Fostoria Shade and Lamp Company was a successful internationally known style leader for glass lamps, yet it had the bankruptcies in other businesses in Fostoria that were perhaps scaring creditors. The company caught the attention of businessmen Frank G. Wallace and Hugh W. McAfee. These men owned Wallace & McAfee, Limited, which was a glassware distributor in Pittsburgh. In November, they began negotiations to purchase Fostoria Shade and Lamp Company, which they would merge with their firm to form a new company called Consolidated Lamp and Glass Company. The new company would be headquartered in Pittsburgh, with Wallace as president and Graham (from Fostoria Lamp and Glass) secretary.
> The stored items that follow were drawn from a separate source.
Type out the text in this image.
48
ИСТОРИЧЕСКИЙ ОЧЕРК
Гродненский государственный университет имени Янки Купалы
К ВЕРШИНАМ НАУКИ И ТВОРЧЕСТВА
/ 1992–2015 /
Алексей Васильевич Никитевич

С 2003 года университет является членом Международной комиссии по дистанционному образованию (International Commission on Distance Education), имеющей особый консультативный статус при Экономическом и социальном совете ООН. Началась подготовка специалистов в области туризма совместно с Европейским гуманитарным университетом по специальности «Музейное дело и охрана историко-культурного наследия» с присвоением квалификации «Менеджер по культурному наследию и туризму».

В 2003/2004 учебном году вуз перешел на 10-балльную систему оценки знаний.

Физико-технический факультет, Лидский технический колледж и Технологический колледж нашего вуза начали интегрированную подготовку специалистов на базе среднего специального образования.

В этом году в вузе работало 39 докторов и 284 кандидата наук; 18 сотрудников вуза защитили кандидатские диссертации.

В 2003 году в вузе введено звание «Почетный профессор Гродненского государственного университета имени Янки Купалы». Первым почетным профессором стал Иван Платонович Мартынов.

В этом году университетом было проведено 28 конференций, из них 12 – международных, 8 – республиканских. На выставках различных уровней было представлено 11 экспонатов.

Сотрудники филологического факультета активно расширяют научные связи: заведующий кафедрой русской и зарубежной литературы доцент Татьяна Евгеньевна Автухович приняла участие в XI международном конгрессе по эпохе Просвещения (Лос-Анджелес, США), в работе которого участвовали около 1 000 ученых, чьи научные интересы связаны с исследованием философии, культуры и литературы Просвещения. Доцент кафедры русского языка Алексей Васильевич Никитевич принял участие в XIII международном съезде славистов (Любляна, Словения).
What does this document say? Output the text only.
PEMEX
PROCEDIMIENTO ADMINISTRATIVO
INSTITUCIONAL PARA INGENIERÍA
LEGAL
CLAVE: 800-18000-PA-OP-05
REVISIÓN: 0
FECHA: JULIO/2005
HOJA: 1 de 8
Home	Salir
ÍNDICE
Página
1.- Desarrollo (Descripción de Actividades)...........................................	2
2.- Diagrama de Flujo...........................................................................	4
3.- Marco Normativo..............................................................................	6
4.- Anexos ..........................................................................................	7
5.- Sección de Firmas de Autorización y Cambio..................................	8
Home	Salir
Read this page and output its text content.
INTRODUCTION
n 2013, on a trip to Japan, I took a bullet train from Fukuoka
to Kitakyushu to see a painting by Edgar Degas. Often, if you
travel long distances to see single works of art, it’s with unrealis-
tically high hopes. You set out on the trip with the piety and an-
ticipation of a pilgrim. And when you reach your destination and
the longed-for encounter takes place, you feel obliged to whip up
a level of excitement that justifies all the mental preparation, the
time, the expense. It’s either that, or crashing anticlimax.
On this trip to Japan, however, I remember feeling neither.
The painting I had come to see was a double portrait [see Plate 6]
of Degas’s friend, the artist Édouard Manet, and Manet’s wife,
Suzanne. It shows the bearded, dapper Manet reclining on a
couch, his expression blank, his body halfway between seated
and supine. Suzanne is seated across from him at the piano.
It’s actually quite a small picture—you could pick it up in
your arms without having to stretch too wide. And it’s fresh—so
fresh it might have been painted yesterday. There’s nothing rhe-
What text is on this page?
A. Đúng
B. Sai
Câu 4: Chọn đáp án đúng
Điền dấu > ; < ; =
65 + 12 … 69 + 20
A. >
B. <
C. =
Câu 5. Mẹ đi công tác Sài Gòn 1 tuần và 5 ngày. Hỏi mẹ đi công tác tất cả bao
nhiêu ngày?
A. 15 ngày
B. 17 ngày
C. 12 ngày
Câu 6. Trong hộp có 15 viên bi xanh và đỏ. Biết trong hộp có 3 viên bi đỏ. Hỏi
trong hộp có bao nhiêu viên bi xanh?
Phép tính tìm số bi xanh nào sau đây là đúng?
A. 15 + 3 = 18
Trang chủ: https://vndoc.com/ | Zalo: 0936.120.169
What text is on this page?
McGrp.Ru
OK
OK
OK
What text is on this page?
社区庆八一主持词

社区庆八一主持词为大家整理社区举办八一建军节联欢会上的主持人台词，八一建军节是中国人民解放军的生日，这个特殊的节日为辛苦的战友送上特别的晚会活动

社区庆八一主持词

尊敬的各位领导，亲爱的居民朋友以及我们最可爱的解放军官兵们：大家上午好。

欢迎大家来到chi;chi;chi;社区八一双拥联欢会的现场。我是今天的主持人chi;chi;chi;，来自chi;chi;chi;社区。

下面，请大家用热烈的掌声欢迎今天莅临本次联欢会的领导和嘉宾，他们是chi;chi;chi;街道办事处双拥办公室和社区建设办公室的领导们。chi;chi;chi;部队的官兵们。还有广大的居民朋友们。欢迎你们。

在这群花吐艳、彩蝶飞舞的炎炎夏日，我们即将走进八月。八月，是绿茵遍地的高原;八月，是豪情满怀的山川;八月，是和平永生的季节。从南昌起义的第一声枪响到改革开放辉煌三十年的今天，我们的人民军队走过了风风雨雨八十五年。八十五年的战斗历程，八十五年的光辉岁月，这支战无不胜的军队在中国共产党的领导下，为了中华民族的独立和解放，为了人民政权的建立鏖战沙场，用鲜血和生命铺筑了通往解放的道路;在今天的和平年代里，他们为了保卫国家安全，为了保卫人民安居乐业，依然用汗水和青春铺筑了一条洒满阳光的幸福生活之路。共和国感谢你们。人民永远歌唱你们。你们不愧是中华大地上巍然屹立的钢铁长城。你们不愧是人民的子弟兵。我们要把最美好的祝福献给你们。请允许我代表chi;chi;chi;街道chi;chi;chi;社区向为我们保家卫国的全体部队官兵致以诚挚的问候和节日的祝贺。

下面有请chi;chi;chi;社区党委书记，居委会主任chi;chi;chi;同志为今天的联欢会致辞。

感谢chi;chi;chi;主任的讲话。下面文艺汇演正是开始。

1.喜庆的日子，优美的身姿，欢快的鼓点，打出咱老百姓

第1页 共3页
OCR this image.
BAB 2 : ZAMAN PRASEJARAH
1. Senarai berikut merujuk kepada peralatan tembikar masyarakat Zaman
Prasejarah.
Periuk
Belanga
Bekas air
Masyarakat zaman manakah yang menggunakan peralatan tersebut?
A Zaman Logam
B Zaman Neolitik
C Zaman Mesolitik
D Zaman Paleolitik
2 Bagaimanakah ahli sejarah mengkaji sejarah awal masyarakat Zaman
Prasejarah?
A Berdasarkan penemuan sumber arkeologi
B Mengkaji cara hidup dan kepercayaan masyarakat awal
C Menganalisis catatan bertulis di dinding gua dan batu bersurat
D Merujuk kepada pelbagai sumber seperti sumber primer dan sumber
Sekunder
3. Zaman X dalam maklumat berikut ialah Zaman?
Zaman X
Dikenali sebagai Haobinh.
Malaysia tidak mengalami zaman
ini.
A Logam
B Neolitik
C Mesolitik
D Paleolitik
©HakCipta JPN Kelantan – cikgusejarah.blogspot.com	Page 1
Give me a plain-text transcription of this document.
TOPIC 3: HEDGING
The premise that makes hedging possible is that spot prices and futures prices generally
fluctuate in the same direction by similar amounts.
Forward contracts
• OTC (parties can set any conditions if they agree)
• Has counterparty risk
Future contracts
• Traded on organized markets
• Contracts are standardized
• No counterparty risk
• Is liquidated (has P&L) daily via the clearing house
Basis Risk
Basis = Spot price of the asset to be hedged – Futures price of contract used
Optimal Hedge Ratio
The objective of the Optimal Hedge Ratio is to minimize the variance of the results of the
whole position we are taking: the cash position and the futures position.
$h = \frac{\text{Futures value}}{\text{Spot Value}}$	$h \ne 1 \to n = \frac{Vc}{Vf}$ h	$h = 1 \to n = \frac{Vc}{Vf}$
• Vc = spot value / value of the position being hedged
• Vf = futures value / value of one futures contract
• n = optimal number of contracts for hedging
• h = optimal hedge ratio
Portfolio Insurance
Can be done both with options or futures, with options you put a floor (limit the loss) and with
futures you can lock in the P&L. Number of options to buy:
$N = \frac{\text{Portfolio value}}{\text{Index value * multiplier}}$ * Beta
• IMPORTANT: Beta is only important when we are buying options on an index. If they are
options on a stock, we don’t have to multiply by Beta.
The sale of the largest manufacturer of lamps and shades in the United States was official on December 13, 1893.

===Consolidated Lamp and Glass Company===
The Fostoria Shade and Lamp glass works had 250 employees in December 1893. Consolidated Lamp and Glass Company officially took possession of the Fostoria glass works on January 1, 1894. Production would continue in Fostoria, while warehouses would be in Pittsburgh. According to a notice in a Pittsburgh newspaper, Wallace & McAfee Company, Limited, was not officially dissolved until June 25, 1894. A notable achievement occurred in 1894, when Nicholas Kopp developed a formula for making ruby (deep red) glass using selenium instead of gold. The works in Fostoria continued to operate until near the end of December 1895. At that time the plant was shut down so the company could move its equipment to Coraopolis, Pennsylvania, near Pittsburgh. The new Pennsylvania plant made a partial start in March 1896, and a full force started on the following week. Kopp eventually left the company and started the Kopp Lamp and Glass Company in 1900, with operations starting in 1901. The Corapolis works of Consolidated Lamp and Glass Company operated until 1964.